A sigh rattled through her chest as she slid it back into her pocket.
"I'm sorry, honey." Her mom put a hand on her knee and stilled it's shaking. "I know you like this boy."
A boy she'd forbidden her from seeing.
A boy who couldn't break her dad's rule for the team.
No, her parents didn't know how much she liked Jesse. They didn't know how just being around him made her feel normal for the first time in her life, how he thawed the ice she'd always kept frozen around her heart.
He hadn't been wrong before. She had been an ice princess, a robot who never let her feelings show.
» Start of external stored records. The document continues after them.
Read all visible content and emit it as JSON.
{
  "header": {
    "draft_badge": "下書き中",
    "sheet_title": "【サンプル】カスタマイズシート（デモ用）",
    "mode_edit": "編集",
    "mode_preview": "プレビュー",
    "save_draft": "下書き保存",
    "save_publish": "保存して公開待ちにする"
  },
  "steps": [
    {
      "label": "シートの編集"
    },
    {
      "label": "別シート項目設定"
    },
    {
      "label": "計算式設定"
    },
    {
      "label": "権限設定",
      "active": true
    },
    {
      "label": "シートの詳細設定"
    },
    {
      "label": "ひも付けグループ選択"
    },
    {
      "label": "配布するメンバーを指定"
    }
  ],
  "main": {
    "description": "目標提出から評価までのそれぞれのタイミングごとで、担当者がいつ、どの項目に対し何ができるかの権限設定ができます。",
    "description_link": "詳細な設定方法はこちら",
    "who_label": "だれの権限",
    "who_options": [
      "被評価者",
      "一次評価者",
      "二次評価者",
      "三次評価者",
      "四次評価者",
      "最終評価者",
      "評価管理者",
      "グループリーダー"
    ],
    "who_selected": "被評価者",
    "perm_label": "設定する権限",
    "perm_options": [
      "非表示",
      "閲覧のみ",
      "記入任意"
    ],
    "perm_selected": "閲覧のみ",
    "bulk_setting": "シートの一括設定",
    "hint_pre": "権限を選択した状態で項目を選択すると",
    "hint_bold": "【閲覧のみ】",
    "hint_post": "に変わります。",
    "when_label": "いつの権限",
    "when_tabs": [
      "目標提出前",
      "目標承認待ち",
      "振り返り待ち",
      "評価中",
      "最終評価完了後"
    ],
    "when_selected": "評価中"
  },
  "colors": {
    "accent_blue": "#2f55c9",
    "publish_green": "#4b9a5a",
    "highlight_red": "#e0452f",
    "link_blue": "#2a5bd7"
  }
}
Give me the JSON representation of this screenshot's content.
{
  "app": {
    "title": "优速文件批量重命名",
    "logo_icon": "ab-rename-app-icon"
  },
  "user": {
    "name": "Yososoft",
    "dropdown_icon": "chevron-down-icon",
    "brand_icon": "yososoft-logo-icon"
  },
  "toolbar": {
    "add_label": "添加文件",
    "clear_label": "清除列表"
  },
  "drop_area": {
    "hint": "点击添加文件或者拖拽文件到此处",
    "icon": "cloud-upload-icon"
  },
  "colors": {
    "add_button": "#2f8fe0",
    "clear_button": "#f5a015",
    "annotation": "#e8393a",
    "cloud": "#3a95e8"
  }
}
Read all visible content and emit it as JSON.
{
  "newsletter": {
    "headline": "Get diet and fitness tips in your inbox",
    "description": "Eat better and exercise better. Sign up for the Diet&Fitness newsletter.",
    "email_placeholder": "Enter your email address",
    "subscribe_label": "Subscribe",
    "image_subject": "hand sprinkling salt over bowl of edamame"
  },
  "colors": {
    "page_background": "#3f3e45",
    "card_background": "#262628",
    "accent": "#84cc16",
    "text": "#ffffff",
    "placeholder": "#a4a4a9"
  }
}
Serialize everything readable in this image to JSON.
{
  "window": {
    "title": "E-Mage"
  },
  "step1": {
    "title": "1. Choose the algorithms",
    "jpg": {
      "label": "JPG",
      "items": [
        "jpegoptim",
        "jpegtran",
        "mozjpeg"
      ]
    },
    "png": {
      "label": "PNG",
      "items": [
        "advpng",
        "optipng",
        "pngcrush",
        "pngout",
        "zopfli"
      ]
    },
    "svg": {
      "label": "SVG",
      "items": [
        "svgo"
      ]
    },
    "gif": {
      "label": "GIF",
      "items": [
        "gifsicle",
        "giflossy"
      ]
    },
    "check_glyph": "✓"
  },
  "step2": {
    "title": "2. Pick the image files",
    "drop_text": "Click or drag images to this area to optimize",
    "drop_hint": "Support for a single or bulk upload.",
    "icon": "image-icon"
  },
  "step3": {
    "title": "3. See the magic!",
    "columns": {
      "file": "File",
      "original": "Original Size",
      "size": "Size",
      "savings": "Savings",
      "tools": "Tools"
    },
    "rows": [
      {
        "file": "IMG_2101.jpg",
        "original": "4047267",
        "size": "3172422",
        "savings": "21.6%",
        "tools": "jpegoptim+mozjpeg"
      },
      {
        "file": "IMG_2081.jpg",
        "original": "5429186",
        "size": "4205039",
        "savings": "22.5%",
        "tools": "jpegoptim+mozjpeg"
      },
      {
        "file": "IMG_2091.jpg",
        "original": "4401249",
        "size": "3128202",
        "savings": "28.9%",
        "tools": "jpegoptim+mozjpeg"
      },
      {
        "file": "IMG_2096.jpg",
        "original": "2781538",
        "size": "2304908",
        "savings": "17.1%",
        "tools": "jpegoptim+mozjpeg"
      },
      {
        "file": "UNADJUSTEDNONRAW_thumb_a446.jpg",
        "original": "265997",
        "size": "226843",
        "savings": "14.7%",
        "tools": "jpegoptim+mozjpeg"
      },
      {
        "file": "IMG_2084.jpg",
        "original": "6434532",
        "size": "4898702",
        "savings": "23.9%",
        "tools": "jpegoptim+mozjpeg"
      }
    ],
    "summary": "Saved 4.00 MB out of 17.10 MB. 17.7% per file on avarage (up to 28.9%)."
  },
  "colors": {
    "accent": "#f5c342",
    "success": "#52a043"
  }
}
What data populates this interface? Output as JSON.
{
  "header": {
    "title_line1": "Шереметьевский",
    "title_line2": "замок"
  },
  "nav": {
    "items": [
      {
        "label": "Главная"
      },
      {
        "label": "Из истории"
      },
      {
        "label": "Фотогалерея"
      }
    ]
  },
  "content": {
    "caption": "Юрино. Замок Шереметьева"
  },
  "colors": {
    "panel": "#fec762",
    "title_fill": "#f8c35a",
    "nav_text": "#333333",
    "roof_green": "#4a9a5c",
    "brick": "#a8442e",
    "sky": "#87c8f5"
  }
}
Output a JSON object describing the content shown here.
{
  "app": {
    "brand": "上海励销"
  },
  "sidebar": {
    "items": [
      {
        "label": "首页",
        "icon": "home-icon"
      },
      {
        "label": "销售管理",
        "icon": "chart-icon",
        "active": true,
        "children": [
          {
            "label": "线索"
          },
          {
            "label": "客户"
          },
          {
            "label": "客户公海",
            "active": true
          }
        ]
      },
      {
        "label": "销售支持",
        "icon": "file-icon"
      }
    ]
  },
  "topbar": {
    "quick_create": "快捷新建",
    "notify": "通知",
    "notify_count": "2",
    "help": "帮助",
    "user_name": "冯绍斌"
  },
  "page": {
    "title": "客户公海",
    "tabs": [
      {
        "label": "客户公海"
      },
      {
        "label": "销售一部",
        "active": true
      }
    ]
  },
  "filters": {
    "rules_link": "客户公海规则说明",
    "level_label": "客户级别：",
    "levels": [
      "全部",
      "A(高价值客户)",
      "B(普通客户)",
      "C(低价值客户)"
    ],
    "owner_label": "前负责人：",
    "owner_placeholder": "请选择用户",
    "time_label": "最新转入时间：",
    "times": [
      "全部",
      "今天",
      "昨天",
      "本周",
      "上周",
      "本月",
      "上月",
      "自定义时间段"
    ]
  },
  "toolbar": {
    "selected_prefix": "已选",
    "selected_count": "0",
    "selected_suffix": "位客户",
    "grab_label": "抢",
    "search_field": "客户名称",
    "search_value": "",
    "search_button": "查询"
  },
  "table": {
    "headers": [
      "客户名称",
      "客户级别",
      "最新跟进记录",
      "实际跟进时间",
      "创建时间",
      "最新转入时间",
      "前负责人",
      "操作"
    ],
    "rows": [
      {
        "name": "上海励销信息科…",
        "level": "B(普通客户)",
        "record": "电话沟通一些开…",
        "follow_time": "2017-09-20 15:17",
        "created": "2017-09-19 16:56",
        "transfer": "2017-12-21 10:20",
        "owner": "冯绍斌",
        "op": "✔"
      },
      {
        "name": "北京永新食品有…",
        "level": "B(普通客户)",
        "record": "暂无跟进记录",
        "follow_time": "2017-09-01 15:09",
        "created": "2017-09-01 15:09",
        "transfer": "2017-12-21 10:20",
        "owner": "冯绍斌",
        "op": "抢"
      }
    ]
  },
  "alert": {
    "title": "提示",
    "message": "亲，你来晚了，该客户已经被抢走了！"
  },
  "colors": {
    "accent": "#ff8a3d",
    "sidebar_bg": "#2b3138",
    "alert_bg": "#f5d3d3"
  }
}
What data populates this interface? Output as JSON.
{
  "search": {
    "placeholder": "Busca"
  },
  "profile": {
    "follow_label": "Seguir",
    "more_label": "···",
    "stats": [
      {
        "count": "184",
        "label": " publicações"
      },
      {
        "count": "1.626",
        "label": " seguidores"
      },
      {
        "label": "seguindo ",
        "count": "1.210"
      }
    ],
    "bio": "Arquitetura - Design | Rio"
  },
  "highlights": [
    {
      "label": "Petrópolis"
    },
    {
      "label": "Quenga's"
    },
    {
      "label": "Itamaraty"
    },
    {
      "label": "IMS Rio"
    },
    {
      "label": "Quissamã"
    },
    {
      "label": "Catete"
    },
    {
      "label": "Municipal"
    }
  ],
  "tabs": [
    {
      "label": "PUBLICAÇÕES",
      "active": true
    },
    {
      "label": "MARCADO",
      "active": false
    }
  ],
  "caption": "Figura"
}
Other than irritation, of course.
But now... now she didn't know what she was.
The competitor on the ice finished and sat waiting for her score as they cleared the ice.
"Time to go, Charlotte." Her mom gripped her hand.
Charlotte squeezed back. "Mom... if I don't place... will you still believe in me?"
A finger pressed under her chin, tilting her face up. "I will never stop believing in you."
Charlotte blinked away her tears. Jesse might be away at his hockey game, forgetting about her completely, her dad might have chosen his team over his daughter again... but at least her mom was there.
"I've never thanked you for everything you’ve done to get me here." It wasn't until that moment as she prepared to skate in the biggest competition of her high school career she realized just how much her mom had given up for her. They didn't always agree on what was best, but that had to count for something.